…Continuação da postagem de 19ago2018
INICIAVA bem cedo para mim aquela longa e agitada jornada. Às cinco e meia da matina, em companhia de minha mãe e o velho Antônio Rodrigues, meu tio, encontrava-me na estação de passageiros do aeroporto, que naquele tempo era destacada da estação de voos comerciais. O avião da FAB, um Bandeirante administrativo estava lá no pátio estacionado, onde havia pernoitado. O mecânico de voo já o inspecionava, checando tudo o que era necessário para dar a aeronave como pronta para longa viagem a que se destinava, conforme ordem de missão, em procedimentos que mais tarde eu conheceria como pré-voo. O Bandera cruzaria o Brasil de norte a sul, sobrevoando seis Estados brasileiros, destino Rio de Janeiro, em minha primeira viagem aérea. Faria escala técnica em dois aeródromos: Carolina e Brasília.
O Garoto, tímido, ingênuo e simplório, estava por entrar num mundo estranho, diverso, distinto do que havia experimentado até então. Estaria preparado? Não. Dona Maria, porém, ficaria rezando pelo êxito do primogênito nas mais desafiantes questões e problemas que enfrentaria naqueles dois anos vindouros e também nos subsequentes.
Principiava o primeiro grande acontecimento da minha vida. Além de nascer e sobreviver, posso dizer, que ingressar na Aeronáutica em 1977, aos dezesseis anos, foi um fato extremamente marcante, um divisor de águas, uma grande experiência que durou trinta anos e cujos frutos colho até hoje. Todos os fatos seguintes, direta ou indiretamente, viriam em decorrência dessa vivência significativa na história do Garoto ingênuo, simples e pouco preparado intelectualmente, inocente de quase tudo, desprovido de qualquer maldade.
É de se supor, ao lerem estas linhas, que nutro uma relação dúbia, por vezes romântica e carinhosa, outras conflituosa e amarga com a instituição que me abriu as portas do mercado de trabalho, não me deixando desempregado um dia sequer. Realmente foi, como antecipei, uma relação tempestuosa, revezando altos e baixos, fases empolgantes e vitoriosas mescladas com períodos de dissabores e indiferenças. Os espinhos e pedras que me esperavam, que, aos trancos e barrancos, fui superando.
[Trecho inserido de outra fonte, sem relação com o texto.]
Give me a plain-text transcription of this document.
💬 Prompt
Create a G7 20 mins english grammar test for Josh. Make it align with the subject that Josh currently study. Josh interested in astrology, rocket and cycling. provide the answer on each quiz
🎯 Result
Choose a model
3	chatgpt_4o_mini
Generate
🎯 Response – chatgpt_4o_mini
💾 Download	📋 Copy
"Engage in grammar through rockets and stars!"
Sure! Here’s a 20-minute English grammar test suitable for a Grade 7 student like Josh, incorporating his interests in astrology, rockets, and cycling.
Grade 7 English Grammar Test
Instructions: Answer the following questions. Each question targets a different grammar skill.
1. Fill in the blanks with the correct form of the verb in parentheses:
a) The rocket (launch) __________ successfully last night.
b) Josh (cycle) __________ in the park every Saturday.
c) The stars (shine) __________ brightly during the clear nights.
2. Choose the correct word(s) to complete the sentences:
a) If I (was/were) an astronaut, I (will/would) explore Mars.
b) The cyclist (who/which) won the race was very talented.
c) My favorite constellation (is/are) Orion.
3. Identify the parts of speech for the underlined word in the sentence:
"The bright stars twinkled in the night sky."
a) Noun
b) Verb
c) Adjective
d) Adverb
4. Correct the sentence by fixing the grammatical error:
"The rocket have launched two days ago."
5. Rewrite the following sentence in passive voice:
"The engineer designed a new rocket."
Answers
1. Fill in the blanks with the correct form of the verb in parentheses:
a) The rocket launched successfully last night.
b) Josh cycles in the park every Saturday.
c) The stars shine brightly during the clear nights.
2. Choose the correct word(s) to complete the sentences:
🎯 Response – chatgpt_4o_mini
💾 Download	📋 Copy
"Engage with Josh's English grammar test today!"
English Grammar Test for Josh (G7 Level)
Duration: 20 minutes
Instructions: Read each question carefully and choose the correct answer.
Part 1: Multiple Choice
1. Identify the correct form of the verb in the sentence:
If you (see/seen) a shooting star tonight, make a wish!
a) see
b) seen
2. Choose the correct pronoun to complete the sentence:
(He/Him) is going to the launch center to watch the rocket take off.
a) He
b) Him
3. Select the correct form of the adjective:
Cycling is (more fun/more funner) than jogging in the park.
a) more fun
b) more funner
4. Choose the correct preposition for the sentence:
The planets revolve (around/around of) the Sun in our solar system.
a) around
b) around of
Foi assim em toda a minha vida. Os acontecimentos foram me arrastando, de forma que o Garoto nada calculava ou planejava sobre o futuro, nem próximo nem distante. Até então nada me ocorrera um momento sequer sobre a vida futura, o trabalho, família, nada disso.
Ia ao sabor do vento e da vida.
Um dia minha mãe, a dona Maria, caminhava pelo centro de Belém quando recebeu da mão de alguém um panfleto. A propaganda dizia assim:
“Jovem, este é o seu caminho! Estude por conta do governo.”
Era uma propaganda irresistível, mais ainda para filhos de família pobre, que era o meu caso.
Naquele tempo os filhos eram obedientes aos pais e se minha mãe mandava estudar e prestar concurso não havia o que discutir. Matriculado num curso preparatório, que funcionava no antigo colégio Ciências & Letras, passei a devorar as apostilas de Português, Matemática e Ciências, dentro das minhas limitações intelectuais. Além de mim, na minha rua havia mais dois jovens: o Alcemir e o Raimundo, que também prestaram concurso para a Escola de Especialista de Aeronáutica, uma instituição sobre cuja existência antes jamais meus ouvidos sequer haviam escudado.
Dos três era eu talvez o menos preparado porém o mais aplicado aos estudos. No entanto, o grau de dificuldade dos exames intelectuais não me davam tanta esperança. O ginásio da Escola de Educação Física estava cheio e eu ouvia dizerem que poucos, em torno de cinco e ou seis do Pará, logravam êxito. Por isso foi uma surpresa quando vi meu nome na lista dos convocados para o exame seguinte: o Psicoteste, famoso por reprovar tanta gente.
Nem ao menos desconfiei de que meus companheiros de concurso ficaram com ressentimentos ou inveja. Somente mais tarde fui saber.
Diziam que o teste se destinava a saber quem era louco ou se havia algum homossexual. Nada disso. Ocorre que as escolas militares chamavam sempre um número maior, de quinze a vinte por cento, de candidatos, todos em ordem de média de notas. Reprovados alguns e reunindo os quinhentos candidatos à matrícula, os demais com as menores médias seriam ignorados. Fiz os exames e a entrevista com o major Ênis, não sei se engenheiro, especialista ou aviador. Quando chegou a data, corri ao QG (era assim que chamávamos a sede do Primeiro Comando Aéreo Regional – I Comar) e, …
… para a minha decepção, meu nome não estava entre os dos dezesseis felizardos.